Cloning Westmalle? I’d start with the yeast

I have a little trouble getting my bearings when it comes to clone recipes, so maybe I should just keep my mouth shut. These things, after all, are facts:

- People buy “Brew Like a Monk” or “Brewing with Wheat” because they want to make a beer just like Chimay White or Schneider Aventinus, and I like it when people by my books. Although they don’t contain clone recipes, they have pretty much all the information you need to write your own.
- The least favorable review of BLAM at Amazon.com comes from a reader who was disappointed the book didn’t include clones recipes.
- Books like CloneBrews, 2nd Edition: Recipes for 200 Brand-Name Beers will consistently outsell mine.

I don’t expect that to change, so please don’t consider what follows sour grapes. The other day I flipped through the second edition of CloneBrews at the bookstore, curious what beers are included and about the recipe details. OK, and to see if they perpetuate the myth about clear candi sugar, a discussion we don’t need to revisit.

I was really surprised to see the yeast strain suggested for fermenting Westmalle Tripel is Wyeast 1214, for the simple reason that strain came originally from Chimay (a long time ago, so the Wyeast and Chimay versions wouldn’t be quite the same today). After all, Wyeast sells a strain that originated with Westmalle (3787). I was even more surprised to see Wyeast 1762 suggested as the second choice, since that one came out of Rochefort and its characteristic flavors and aromas are quite different.

(The quick and dirty technical details: Both 3787 and 1214 produce both more of the ester isoamyl acetate — banana and other fruits — and the phenol 4-vinyl guaiacol than 1762. Details.)

The bottom line is that were I trying to clone Westmalle Tripel I’d use Wyeast 3787, White Labs WL530 or see what I could talk Brewing-Science Institute out of.

And as long as I am at it, a few other suggestions.
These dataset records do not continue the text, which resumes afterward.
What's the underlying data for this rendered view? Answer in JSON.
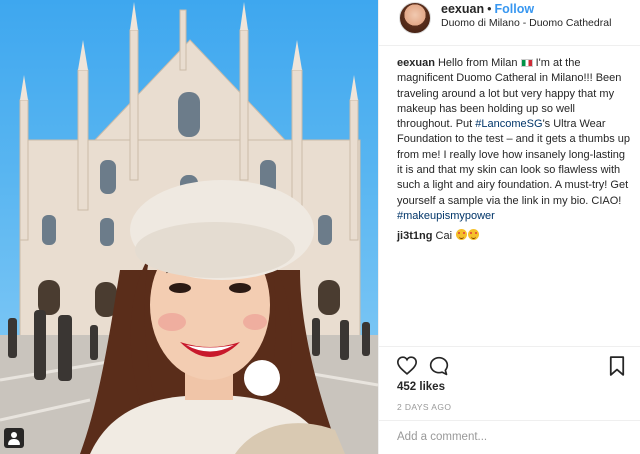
{
  "post": {
    "username": "eexuan",
    "separator": "•",
    "follow_label": "Follow",
    "location": "Duomo di Milano - Duomo Cathedral"
  },
  "caption": {
    "username": "eexuan",
    "text_part1": "Hello from Milan",
    "text_part2": "I'm at the magnificent Duomo Catheral in Milano!!! Been traveling around a lot but very happy that my makeup has been holding up so well throughout. Put",
    "hashtag1": "#LancomeSG",
    "text_part3": "'s Ultra Wear Foundation to the test – and it gets a thumbs up from me! I really love how insanely long-lasting it is and that my skin can look so flawless with such a light and airy foundation. A must-try! Get yourself a sample via the link in my bio. CIAO!",
    "hashtag2": "#makeupismypower"
  },
  "reply": {
    "username": "ji3t1ng",
    "text": "Cai"
  },
  "engagement": {
    "likes": "452 likes",
    "time": "2 DAYS AGO"
  },
  "comment_box": {
    "placeholder": "Add a comment..."
  },
  "icons": {
    "like": "heart-icon",
    "comment": "comment-bubble-icon",
    "save": "bookmark-icon",
    "tag": "user-tag-icon",
    "flag": "italy-flag-emoji",
    "reply_emoji": "heart-eyes-emoji"
  },
  "colors": {
    "follow": "#3897f0",
    "hashtag": "#003569",
    "muted": "#999999",
    "text": "#262626"
  }
}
CloneBrews version would produce a 9% abv beer, although the Westmalle label says it is 9.5% and a bottle checked in a lab in 2004 was 9.6%. The CB recipe suggests aiming for a beer with 27 bittering units, while the lab-tested version had 39. And the recipe stipulates a starting gravity between 1.086 and 1.088, a finish at 1.015-1.016.

However, Westmalle begins at 1.081 (19.6 ºP) and finishes at 1.008 (2 ºP). That’s a lot drier, particularly coupled with the additional hops, and a lot more digestible.

I prefer the Westmalle approach. You might like a little sweeter (less attenuated) beer, which is OK. And which reminds me why I don’t mess with clone recipes.

2 Responses to “Cloning Westmalle? I’d start with the yeast”

  1. Dan Morey Says:

    Amen! Still, the only beer I ever wanted or tried to clone was Orval. I prefer to view commercial classic as inspiration points. Take characters you enjoy, but then add your own twists. For example, I like the character of a little aromatic, about 2%. Plus I’ve been enjoying Sterling hops in these beers lately.

    Like you say, “Brew like yourself…”

  2. Arni Theodor Long Says:

    I decided to never buy that Clone Brews book when I heard of a Duvel clone that included a pear extract!!?

    One of many things I love about Brew like a Monk is that it encourages readers to make their own recipes, giving ideas on how to do it in the belgian fashion.